Valentine’s Day is a hard day for anyone not in a relationship, and it causes more stress, anxiety and depression than almost any other ‘holiday’ for everyone, in or out of relationships. It is a day that begs for acknowledgment of love, passion, connectedness and for validation of whatever your hopes, dreams fantasies are about love. TV, radio and even the Internet are now full of ads telling you that you “must” get your valentine the “correct” gift (and they recommend everything from diamonds to mops?!) or somehow you aren’t up to snuff. Does this sound and feel like a pressure cooker? I think it does! I believe a better choice is to make Valentine’s Day about acknowledging the relationship you have with yourself, your friends, and your life. It’s important to realize that it’s easy to celebrate any holiday when relationships are easy, times are easy, and moods and life are upbeat and positive. What do we do when life is challenging, our romantic relationships are challenging or nonexistent, and no one ever taught us that paying attention to oneself was something to acknowledge and celebrate? Your journey to self-esteem is about loving, respecting and accepting who you are because who you are is enough!

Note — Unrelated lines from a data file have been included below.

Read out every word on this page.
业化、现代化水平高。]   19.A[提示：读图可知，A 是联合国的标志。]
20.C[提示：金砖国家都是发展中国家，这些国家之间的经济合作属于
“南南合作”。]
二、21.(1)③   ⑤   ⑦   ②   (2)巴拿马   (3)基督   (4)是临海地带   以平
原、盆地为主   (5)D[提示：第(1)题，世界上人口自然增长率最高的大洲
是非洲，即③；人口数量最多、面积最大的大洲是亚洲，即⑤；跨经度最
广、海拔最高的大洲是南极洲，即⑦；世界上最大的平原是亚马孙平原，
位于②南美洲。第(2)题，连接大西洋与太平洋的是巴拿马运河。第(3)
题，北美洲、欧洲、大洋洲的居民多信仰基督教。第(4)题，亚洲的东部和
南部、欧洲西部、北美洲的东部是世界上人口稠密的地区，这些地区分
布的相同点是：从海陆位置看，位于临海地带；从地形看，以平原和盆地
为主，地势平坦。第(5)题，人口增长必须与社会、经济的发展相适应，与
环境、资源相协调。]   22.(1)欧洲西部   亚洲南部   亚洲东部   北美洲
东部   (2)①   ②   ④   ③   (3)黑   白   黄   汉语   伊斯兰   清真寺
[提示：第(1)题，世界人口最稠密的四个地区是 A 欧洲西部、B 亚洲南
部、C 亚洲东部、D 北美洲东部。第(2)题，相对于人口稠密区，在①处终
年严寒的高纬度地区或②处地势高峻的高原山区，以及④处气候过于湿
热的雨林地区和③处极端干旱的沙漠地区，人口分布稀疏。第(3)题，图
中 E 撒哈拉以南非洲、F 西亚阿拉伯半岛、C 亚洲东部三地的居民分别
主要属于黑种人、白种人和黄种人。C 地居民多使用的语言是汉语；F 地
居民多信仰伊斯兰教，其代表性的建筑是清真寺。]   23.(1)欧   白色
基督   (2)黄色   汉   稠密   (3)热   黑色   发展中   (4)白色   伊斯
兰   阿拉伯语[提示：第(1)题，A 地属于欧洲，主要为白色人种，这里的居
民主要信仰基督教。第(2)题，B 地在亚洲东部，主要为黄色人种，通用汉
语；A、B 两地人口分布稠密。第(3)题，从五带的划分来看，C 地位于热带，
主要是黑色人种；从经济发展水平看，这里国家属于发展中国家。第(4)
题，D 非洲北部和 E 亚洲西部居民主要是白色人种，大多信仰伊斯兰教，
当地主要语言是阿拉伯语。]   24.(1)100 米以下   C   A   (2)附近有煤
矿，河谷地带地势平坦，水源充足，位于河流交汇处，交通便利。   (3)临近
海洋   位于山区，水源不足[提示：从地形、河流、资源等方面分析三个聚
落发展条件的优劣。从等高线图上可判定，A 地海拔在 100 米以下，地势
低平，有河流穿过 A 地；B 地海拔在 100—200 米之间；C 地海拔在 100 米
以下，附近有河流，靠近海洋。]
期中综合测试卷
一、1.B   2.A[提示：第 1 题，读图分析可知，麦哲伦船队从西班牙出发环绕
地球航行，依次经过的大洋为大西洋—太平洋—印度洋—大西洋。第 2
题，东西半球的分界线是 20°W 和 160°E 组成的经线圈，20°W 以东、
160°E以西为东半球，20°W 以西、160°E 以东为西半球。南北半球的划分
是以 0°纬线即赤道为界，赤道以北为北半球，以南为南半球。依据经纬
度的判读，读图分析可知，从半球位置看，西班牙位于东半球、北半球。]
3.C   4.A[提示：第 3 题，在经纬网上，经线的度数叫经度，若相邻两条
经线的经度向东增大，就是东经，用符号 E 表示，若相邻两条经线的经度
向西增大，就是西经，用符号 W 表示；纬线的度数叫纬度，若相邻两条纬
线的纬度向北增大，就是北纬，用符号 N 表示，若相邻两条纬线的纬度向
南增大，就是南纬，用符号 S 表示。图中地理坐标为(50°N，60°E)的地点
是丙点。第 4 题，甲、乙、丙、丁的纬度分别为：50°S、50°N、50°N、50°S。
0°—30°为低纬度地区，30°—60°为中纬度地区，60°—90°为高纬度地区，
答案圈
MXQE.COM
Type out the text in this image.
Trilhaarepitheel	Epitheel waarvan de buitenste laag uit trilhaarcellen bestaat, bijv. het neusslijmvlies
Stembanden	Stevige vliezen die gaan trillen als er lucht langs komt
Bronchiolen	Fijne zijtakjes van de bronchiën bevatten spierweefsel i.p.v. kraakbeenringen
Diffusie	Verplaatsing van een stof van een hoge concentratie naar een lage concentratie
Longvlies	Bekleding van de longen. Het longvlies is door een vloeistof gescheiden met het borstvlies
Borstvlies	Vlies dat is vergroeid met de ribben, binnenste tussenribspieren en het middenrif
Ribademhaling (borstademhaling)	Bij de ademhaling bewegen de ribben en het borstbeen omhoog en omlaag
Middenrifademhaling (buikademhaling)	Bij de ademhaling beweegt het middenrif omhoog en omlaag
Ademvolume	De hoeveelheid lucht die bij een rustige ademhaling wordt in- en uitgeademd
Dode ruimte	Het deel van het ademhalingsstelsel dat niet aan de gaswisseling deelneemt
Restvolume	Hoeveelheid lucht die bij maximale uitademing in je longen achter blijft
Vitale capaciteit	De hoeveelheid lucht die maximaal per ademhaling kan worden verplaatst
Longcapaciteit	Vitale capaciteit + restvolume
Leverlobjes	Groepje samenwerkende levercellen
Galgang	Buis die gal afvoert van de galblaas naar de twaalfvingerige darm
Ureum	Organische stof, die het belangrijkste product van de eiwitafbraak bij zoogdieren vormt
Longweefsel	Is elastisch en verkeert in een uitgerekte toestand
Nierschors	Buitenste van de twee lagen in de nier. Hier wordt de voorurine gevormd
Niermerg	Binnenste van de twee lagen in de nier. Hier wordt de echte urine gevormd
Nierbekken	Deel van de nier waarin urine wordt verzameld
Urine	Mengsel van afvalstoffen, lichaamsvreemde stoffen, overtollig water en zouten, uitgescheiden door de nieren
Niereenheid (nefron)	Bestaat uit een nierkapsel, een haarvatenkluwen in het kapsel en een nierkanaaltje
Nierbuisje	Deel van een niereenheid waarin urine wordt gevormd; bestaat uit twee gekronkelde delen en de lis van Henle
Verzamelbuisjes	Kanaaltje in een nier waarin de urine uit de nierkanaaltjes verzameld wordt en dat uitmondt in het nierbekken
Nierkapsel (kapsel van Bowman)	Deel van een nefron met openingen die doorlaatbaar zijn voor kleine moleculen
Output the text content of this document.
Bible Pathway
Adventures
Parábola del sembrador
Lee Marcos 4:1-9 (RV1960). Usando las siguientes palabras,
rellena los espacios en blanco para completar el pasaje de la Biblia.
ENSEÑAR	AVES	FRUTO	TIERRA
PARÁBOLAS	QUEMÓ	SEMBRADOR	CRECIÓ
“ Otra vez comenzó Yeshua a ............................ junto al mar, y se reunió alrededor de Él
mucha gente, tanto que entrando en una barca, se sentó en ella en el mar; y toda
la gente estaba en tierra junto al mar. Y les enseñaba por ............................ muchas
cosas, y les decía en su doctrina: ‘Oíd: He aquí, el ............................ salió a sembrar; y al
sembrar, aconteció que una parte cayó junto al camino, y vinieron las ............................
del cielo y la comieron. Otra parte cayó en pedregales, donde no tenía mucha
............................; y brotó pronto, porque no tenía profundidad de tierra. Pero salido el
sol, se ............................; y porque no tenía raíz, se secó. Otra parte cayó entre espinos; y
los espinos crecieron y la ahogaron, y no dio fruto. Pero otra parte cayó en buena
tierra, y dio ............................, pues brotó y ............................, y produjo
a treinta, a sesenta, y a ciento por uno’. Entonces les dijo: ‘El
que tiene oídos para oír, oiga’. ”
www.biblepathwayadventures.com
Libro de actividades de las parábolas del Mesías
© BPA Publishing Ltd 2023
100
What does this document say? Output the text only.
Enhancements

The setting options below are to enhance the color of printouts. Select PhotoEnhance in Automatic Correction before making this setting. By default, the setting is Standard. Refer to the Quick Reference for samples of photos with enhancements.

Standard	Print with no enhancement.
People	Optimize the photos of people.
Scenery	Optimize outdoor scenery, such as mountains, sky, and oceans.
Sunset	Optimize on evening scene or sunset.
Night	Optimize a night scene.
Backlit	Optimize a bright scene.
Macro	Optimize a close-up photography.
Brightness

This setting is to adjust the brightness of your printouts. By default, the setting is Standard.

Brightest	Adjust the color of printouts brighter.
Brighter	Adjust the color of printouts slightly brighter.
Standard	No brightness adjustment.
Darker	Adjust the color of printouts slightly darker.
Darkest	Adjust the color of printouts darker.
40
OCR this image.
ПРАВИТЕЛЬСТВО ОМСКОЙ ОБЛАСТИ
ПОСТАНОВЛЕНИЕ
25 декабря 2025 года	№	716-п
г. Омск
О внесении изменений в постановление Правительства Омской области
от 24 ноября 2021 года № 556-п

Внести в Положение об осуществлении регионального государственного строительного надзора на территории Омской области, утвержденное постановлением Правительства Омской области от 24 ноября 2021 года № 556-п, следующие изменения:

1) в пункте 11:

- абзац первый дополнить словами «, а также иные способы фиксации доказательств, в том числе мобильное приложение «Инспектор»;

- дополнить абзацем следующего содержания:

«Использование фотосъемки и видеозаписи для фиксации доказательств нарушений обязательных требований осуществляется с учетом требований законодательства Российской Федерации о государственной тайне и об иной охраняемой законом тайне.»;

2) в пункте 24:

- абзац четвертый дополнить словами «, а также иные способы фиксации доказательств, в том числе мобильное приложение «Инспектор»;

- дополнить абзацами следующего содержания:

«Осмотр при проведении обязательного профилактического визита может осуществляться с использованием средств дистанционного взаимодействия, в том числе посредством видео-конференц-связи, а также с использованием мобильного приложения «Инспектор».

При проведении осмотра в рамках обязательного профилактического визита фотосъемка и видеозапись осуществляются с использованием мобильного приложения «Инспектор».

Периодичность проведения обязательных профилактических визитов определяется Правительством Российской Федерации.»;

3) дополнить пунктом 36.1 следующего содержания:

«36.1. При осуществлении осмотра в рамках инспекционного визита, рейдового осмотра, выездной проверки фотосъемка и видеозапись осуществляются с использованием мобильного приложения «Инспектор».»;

I suggest that you can make today about loving yourself, and giving yourself the love, respect and compassion you deserve. Then, whoever else is in your life will also benefit because your mood will be uplifted and that is the energy you will share with those around you.
Three suggestions for coping with Valentine’s Day:
1. Acknowledge your past relationships (platonic and intimate) and do something that honors what those relationships were. We have all had relationships, from family, friends, lovers, etc., that no longer exist, or that are no longer what we wish they were. However, you can see in looking back what was loving in those relationships and today is a good day to acknowledge that you have loved, were loved and know how to be loving. You can acknowledge these past relationships by writing a letter, calling a friend to talk about your relationship, lighting a candle, filling a memory box, etc. Set aside a specific amount of time to remember and honor what was, and then go to the next steps
2. Make plans with friends. Share an upbeat comedy movie night at home or out. Sharing a good time with friends reminds you that life is about our connections, both platonic and intimate, and Valentine’s Day can be about friendship and connectedness on other levels than just the commercial ones ‘advertised’ .
3. Do something that is loving for YOU! You might go for a massage, a manicure, a workout at the gym, or your favorite meal. Make the day about loving who you are, and honoring your being as a whole person, not just the part of you that is missing someone or something. Always remember that who you are is enough, and it is true whether or not you are in a relationship. Learning to love and enjoy the company you keep in those quiet moments is a gift you give yourself every day of the year.